No accountability for Jean Charles de Menezes execution

Picture this: It’s a normal day about half past nine you leave your flat to make your way to work, you get the bus to the tube station at Brixton. Upon arrival you find the tube station is closed because of an attempted bombing the day before. You call a work colleague to warn them you will be late for work and then re-board the bus to get to the next closest tube station. You get off at Stockwell and make your way down to the platform, the tube pulls up, and you get on the train. As you sit down you hear a commotion from the door looking up you see some men armed with guns rushing onto the train, scared you stand up, at this point one of the men forces you to the chair whilst two others shoot you seven times point blank in the head!

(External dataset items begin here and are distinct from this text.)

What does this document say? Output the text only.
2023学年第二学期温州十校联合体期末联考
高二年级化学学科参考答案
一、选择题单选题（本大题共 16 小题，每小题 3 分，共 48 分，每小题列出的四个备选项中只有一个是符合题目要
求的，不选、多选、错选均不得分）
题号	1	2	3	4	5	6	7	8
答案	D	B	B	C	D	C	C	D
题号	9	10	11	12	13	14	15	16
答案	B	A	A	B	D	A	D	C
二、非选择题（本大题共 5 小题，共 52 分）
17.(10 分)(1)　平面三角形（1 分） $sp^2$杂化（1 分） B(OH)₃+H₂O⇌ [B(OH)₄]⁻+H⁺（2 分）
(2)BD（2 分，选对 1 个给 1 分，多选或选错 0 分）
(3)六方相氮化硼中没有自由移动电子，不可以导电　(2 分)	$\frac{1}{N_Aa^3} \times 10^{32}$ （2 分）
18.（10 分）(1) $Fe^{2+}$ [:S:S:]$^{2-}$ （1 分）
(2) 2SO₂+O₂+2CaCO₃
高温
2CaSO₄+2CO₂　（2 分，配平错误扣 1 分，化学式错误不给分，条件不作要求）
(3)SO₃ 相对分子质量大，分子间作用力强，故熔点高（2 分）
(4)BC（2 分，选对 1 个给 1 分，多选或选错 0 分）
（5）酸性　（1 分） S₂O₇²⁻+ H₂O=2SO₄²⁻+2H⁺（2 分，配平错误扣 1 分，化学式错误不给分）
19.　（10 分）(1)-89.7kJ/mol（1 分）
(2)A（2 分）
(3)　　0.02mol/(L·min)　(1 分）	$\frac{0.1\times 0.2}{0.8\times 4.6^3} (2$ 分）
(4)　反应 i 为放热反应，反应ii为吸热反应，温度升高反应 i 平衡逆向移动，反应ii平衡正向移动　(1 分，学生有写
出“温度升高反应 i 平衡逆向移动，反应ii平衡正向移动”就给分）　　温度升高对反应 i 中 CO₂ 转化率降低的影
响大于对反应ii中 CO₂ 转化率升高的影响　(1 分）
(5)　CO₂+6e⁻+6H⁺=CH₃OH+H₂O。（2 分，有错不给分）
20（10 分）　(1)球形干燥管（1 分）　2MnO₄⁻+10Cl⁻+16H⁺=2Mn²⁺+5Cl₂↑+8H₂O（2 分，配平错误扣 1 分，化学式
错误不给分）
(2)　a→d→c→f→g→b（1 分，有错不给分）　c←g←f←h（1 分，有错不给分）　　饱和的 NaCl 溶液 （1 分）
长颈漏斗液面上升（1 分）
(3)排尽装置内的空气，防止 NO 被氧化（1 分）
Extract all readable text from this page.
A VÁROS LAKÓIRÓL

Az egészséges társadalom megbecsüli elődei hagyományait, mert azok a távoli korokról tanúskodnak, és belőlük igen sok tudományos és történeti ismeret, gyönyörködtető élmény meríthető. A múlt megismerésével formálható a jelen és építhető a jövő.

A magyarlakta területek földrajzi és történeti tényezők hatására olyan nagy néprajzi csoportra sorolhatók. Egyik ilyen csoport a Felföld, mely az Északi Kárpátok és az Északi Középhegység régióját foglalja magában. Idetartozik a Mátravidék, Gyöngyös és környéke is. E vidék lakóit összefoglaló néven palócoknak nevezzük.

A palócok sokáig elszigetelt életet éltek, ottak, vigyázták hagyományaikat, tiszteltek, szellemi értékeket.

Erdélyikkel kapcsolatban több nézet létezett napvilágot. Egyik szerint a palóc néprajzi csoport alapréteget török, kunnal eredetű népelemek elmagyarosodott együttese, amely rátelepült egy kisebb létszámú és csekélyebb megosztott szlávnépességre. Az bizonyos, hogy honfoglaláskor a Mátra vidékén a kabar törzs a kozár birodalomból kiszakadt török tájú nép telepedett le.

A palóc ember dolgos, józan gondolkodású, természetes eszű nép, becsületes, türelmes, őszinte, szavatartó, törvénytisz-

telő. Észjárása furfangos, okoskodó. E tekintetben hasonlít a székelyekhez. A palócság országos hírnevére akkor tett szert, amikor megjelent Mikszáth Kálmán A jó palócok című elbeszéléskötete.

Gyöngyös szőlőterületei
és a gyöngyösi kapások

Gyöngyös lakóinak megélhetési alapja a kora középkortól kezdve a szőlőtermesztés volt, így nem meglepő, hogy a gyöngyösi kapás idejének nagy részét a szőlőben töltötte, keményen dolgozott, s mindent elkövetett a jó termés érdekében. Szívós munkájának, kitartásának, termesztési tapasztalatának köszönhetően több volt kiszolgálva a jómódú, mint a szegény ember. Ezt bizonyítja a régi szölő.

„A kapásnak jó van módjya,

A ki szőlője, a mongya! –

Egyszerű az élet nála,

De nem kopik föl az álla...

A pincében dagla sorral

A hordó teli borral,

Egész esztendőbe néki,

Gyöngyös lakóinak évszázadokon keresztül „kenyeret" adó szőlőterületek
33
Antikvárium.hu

It should be unlikely that this would happen in the UK one of the bastions of the free west, but this is what happened to Jean Charles de Menezes on the 22nd of July 2005 at Stockwell tube station. So what was the result of this event, who has been held accountable? The head of Scotland yard at the time of the shooting, Sir Ian Blair has resigned and is writing a book, Cressida Dick the officer directly in charge of the operation has been promoted and apparently bears "no personal culpability" despite a well documented catalogue of errors on the day, John Mcdowell the officer in charge of the surveillance strategy has also been promoted, and the two officers responsible for the actual shooting are now back on active duty with CO19. The inquest was closed on the 12th December with an open verdict, not even going as far as to record this Judge Dredd style execution as unlawful killing(farcically the coroner had already directed the jury that they could not record a verdict of unlawful killing). Bizarrely the open verdict means that the jury did not find the killing to be lawful, which I guess leaves the case in some kind of legal limbo where it is neither lawful nor unlawful??
So does that means no one is accountable; it’s perfectly acceptable in our apparently free and democratic society for a group of state representatives to take an innocent man’s life? And then proceed to lie about it afterwards? This clearly obliterates the argument you always hear when questioning the limits of the power of the state, that you only have something to fear if you’re doing something wrong, well Jean Charles de Menezes was only going to work that day, he had no reason to be scared.
The day after the shooting the Met offered this statement "a tragedy, and one that the Metropolitan Police Service regrets." So I guess we all feel a lot better now.